Statistical Profiling in Random Car Searches: Local law enforcement officials sometimes engage in “random” searches of cars to look for illegal substances. When one looks at the data of who is actually searched, however, the pattern of searches oftentimes does not look random.

A: In what follows, assume that random searches have a deterrent effect—i.e. the more likely someone believes he is going to be searched; the less likely he is to engage in transporting illegal substances.

(a) Suppose first that it has been documented that, all else being equal, illegal substances are more likely to be transported in pick-up trucks than in passenger cars. Put differently, if pick-up truck owners are searched with the same probability as passenger car owners, law enforcement officials will be more likely to find illegal substances when they randomly search a pick-up truck than when they randomly search a passenger vehicle. If the objective by police is to find the most illegal substances given that they have limited resources (and thus cannot search everyone), is it optimal for them to search randomly?

(b) Suppose the police decides to allocate its limited resources by searching pick-up trucks with probability δ and passenger cars with probability γ (where δ > γ). After a few months of this policy, the police discover that they find on average 2.9 grams of illegal substances per pickup- truck search and 1.5 grams of illegal substances per passenger vehicle. How would you advise the police — given their limited resources— to change their search policy in order to increase the amount of drugs found?

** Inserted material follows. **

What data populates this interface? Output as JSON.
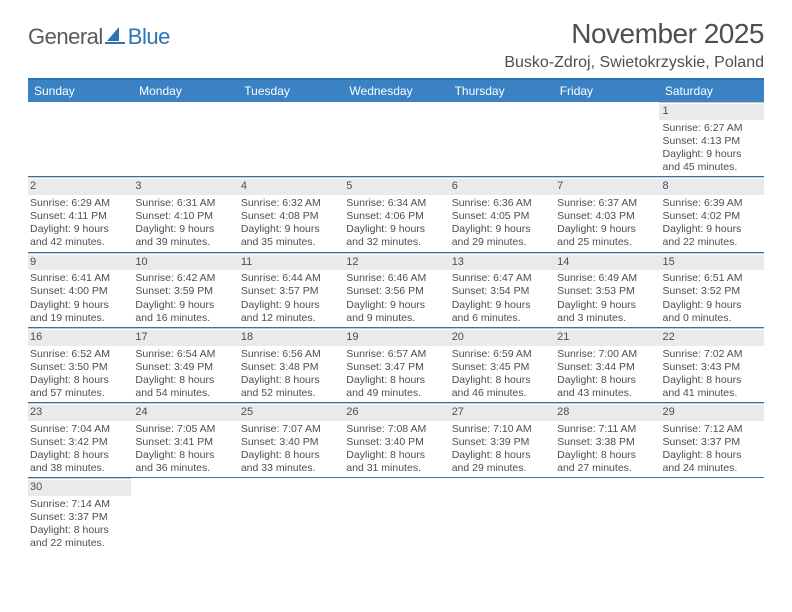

(c) Given your answer to (b), what has to be true about the probability of finding illegal substances in pick-up trucks and passenger cars if the search probabilities for the two types of vehicles are set optimally (relative to the police’s objective to find the most illegal substances)?

(d) If you simply observe that δ> γ, can you conclude that the police are inherently biased against pick-up trucks owners? Why or why not?

(e) What would have to be true about the average yield of illegal substances per search for the different types of vehicles for you to argue that the police was inherently biased against pickup trucks?

(f) Could it be the case that δ> γ and the police show behavior inherently biased against passenger cars?

(g) We have used the emotionally neutral categories of “pick-up trucks” and “passenger vehicles”. Now consider him more empirically relevant case of “minority neighborhoods” and “nonminority neighborhoods” — with law enforcement often searching cars in the former with significantly higher probability than in the latter. Can you argue that such behavior by law enforcement officials is not inherently racist in the sense of being motivated by animosity against one group, but that instead it could be explained simply as a matter of statistical discrimination that maximizes the effectiveness of car searches in deterring the trafficking in illegal substances? What evidence might you look for to make your case?

B: Suppose that the police have sufficient resources to conduct 100 car searches per day and that half of all vehicles are pick-up trucks and half are passenger cars. The probability of finding an illegal substance in a pick-up truck is p_t (n_t )= 9/(90+n_t )where n_t is the number of pick-up truck searches conducted. The probability of finding an illegal substance in a passenger car is pc (n_c ) = 1/(10+n_c ) (where n_c is the number of car searches conducted).

(a) Suppose that the objective of the police is to maximize the number of interdictions of illegal substances. Write down the optimization problem—with n_t and n_c as choice variables and the constrain_t that n_t +n_c = 100.

(b) According to the police’s objective function, how many trucks should be searched per day? How many passenger vehicles?

(c) If law enforcement conducts searches as calculated in (b), what is the probability of interdicting illegal substances in pick-up trucks? What is the probability of interdicting such substances in passenger cars?

(d) If law enforcement officials search trucks and cars at the rates you derived in (b), how many illegal substance interdictions would on average occur every day?

(e) How many of each type of car would on average be searched each day if the police instead searched vehicles randomly?

(f) If the police conducted random searches, what would be the probability of finding illegal substances in each of the two vehicle types? How does this compare to your answer to (c)?

(g) How many illegal substance interdictions per day would on average occur if the police conducted random searches instead of what you derived in (b)?

(h)Why is your answer to (c) different than your answer to (g)?

(i) Insurance companies charge higher insurance rates to young drivers than to middle aged drivers. How is their behavior similar to the behavior by law enforcement that searches pickup trucks more than passenger cars in (b)?